「哎呦喂!」司馬宗捶胸嘆氣:「你怎麼能喜歡他呀!他再好,那也是個門卿,配不上你的,何況!他才十七,還比你小上兩歲!」
孩子是個好孩子,就是身世差了點,鄉野出身,寂寂
無名,門不當戶不對的,要娶他女兒那可是萬萬不夠格的。
「對了,」司馬宗忽然問身後方詢:「吳濯還沒回來嗎?這一夜未歸,也不向本王告個假,還是頭一回呢。」
方詢趕緊幫著說話:「吳濯為王爺辦事去了,恐怕是遇到了什麼急事,這才沒能及時回來。」
方詢不慌不忙扯了個謊,心裡想的卻是,一定是出了什麼變故。
若是真的生了什麼變故…他該怎麼辦?要按吳濯公子早以前的吩咐將王爺幾個帶走嗎?
可是…燕軍和安軍還尚未交戰啊……
吳泓景本來只把這一幕當成個笑劇看著,可聽完這王府這幾人的一番話,心忽然咯噔一蹦,唇角的笑意緊跟著也收了下去。
微眯雙眼,吳泓景試探道:「這個吳濯…?」
下人們沒忍住,把視線投給了吳泓景。只見吳泓景正站在一棵松樹邊上,松樹上排排針針的綠穗就吊在他頭頂的紫金冠上……下人們齊齊又低下了頭。
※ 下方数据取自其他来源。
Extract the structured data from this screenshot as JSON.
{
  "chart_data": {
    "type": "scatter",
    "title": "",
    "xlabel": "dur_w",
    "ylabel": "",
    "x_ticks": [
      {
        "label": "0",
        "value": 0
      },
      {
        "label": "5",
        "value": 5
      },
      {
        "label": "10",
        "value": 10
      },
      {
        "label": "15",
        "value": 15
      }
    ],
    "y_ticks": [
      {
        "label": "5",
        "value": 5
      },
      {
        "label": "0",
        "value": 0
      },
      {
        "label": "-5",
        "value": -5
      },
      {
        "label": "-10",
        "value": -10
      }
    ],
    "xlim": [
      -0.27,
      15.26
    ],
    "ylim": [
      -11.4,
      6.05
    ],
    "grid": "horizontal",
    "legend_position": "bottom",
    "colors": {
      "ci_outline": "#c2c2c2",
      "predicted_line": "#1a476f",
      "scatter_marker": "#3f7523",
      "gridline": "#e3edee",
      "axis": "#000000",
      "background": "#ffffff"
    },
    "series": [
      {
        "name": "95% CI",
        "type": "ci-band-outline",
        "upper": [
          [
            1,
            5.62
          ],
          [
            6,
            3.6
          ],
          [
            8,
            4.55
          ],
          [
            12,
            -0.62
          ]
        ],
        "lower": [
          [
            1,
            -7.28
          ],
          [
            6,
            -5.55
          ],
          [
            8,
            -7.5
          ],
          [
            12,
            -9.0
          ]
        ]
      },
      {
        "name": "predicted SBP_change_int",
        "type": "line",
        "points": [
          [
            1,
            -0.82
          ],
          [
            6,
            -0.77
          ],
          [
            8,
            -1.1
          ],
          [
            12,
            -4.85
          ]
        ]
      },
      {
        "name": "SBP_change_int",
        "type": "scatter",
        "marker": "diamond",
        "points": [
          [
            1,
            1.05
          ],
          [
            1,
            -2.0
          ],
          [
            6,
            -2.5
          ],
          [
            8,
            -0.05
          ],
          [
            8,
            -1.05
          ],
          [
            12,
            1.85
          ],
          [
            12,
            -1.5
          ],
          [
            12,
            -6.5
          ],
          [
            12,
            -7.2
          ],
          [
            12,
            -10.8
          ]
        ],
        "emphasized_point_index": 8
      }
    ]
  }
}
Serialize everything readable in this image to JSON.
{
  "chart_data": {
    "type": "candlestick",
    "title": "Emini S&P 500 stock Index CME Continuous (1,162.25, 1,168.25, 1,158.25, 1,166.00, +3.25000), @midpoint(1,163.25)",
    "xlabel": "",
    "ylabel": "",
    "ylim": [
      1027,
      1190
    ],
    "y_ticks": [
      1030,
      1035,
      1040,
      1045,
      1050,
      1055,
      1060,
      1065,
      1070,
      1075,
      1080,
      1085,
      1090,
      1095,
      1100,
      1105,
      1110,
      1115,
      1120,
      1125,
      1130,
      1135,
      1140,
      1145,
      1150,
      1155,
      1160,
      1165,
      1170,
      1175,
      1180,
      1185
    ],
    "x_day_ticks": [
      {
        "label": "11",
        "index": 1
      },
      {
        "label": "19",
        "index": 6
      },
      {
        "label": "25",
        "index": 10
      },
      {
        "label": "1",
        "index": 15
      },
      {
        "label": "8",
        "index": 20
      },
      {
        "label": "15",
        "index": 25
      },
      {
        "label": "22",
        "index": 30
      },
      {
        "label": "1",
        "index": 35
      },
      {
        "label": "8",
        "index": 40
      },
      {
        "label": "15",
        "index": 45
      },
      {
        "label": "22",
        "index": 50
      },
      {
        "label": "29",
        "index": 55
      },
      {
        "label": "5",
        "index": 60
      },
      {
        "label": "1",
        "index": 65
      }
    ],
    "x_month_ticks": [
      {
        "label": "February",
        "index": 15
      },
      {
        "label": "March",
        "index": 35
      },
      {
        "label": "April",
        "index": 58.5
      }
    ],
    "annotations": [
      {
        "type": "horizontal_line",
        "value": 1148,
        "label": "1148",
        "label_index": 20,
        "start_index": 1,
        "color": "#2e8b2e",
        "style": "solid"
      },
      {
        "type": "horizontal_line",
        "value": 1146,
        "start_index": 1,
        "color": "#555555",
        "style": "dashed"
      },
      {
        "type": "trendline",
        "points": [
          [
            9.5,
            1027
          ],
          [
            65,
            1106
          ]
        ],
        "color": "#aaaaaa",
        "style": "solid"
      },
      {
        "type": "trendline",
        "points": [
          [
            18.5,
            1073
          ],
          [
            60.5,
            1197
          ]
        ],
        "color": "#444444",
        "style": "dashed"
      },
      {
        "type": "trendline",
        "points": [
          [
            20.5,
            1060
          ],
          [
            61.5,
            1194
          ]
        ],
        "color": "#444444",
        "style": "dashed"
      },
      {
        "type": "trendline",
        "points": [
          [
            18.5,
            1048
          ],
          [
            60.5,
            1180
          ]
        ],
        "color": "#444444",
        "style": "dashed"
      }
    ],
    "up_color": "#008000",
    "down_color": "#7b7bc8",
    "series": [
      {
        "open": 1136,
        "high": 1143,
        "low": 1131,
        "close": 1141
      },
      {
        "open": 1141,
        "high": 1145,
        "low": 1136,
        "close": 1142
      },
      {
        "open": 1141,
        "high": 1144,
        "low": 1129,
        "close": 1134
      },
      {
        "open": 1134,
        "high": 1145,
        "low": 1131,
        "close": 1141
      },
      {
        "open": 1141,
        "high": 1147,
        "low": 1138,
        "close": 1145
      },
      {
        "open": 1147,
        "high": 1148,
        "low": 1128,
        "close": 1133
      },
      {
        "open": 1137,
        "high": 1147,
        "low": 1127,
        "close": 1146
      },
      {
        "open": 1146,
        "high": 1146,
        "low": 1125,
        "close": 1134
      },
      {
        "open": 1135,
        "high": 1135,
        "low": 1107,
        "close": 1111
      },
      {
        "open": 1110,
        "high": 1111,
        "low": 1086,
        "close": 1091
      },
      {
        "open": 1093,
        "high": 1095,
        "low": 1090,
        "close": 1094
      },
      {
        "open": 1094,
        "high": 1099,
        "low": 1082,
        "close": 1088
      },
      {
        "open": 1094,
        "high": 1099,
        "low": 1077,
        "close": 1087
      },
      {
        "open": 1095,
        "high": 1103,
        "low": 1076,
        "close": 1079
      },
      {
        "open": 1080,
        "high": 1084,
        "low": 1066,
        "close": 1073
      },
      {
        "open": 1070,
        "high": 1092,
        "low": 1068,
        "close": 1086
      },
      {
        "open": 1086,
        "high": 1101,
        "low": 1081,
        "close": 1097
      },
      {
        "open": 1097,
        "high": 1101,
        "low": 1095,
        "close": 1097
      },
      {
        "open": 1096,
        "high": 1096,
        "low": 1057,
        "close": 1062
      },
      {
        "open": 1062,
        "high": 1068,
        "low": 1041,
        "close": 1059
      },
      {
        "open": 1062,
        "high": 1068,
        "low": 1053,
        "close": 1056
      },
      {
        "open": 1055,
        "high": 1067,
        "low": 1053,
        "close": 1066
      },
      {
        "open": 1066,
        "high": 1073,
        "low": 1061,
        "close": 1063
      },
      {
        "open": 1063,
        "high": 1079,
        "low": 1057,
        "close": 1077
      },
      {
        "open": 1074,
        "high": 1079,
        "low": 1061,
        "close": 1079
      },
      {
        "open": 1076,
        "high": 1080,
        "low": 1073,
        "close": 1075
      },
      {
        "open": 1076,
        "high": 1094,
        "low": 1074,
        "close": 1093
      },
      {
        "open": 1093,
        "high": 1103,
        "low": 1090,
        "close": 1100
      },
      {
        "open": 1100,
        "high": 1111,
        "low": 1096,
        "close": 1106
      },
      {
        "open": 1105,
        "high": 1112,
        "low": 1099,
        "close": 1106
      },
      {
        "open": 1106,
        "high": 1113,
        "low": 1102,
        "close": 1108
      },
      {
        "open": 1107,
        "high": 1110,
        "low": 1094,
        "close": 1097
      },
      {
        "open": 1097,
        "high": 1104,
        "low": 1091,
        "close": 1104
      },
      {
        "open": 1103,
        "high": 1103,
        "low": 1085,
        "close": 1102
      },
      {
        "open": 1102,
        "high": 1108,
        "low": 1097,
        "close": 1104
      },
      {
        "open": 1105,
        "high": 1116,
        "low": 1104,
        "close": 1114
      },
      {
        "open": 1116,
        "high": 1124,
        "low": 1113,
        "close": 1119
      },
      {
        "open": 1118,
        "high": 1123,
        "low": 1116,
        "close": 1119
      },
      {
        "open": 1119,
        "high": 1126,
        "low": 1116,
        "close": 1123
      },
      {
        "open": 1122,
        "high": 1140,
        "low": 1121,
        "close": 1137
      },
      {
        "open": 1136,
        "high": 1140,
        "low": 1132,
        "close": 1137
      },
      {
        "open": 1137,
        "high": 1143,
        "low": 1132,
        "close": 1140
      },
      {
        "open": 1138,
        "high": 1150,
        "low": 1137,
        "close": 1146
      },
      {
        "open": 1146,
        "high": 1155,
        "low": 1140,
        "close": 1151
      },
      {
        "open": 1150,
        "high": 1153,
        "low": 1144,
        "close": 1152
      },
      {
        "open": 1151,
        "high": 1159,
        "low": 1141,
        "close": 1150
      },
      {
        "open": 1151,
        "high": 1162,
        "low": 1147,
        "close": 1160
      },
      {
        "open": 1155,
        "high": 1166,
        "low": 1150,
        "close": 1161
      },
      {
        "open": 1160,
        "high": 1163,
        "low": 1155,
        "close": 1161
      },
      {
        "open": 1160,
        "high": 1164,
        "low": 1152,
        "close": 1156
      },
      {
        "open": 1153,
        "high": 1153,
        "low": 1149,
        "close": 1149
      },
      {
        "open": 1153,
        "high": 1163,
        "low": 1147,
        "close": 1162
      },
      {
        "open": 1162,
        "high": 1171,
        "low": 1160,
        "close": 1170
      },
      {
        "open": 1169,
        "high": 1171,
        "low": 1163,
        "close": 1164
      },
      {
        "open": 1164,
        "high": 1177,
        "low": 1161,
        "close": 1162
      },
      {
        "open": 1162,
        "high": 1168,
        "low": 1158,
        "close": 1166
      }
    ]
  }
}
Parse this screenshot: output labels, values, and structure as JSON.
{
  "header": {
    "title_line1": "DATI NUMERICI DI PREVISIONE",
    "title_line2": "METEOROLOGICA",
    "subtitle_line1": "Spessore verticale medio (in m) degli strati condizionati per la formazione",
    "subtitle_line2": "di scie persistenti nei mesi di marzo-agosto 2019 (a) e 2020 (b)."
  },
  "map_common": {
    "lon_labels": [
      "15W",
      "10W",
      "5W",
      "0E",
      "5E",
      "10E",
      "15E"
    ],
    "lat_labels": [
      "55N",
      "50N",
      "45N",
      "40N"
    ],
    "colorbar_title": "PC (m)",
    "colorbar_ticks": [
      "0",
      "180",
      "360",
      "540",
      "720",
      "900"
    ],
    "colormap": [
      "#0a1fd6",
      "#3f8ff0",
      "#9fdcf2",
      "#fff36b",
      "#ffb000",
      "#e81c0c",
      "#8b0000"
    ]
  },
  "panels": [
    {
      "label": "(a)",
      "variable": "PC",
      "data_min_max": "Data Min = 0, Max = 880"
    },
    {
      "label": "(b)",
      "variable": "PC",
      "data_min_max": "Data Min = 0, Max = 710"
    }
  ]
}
司馬宗咳嗽兩嗓子,恨鐵不成鋼看著自家傻女兒,回答說:「就是我府上一名門卿,讓你見笑了。」
「怎麼會,郡主性情中人,倒讓本公子敬佩。」吳泓景陰沉笑著:「只是這門卿能得郡主喜歡,想必是與郡主相知已久吧?」
司馬宗搖頭,嘆息道:「沒,兩年前才來到王府的,咸安人士,家中出了人禍,來青州投奔親戚,誰想親戚多年失聯,早找不著了,好在讀了不少書,是真的有才華。」
聽了這話,吳泓景心中冷哼一聲,繼續打探:「想必不單單有才華,相貌也是萬分出眾?」
司馬宗看了看吳泓景的臉,面上有些尷尬,昧著良心說:「尚可吧!」
吳泓景看司馬宗的表情就知道他真正想說的答案是什麼了。
翹起唇角,喜怒不辨地「哦」了一聲,吳泓景點頭:「難怪能得郡主青睞呢。」
怎麼聽怎麼有種陰陽怪氣的感覺,司馬殷不悅,迎著吳泓景的目光,回以他一抹冷笑。
吳泓景也不惱,依舊是笑意綿綿的,心中卻開始盤算起彎彎繞繞。吳亥在野樹林送了自己那麼一份大禮,他當然得投桃報李。
司馬宗沒有察覺到氣氛哪裡奇怪,對身邊這脾氣絕佳的溫柔「准女婿」滿意到不能再滿意,趕緊往回打圓場:「來來來,有話咱們去廳堂說,別站在外面。」說完親自拽上司馬殷,鐵了心要把她帶上。
司馬殷悲憤地跳腳:「別拽我,我自己走!」
方詢微不可見嘆了口氣。琅琊郡王也實在是…一言難盡。
司馬宗根本不管現下正是午不午、晚不晚的尷尬時刻,奏響絲竹,讓婉好舞女堂中起舞,設豪華盛宴款待吳泓景。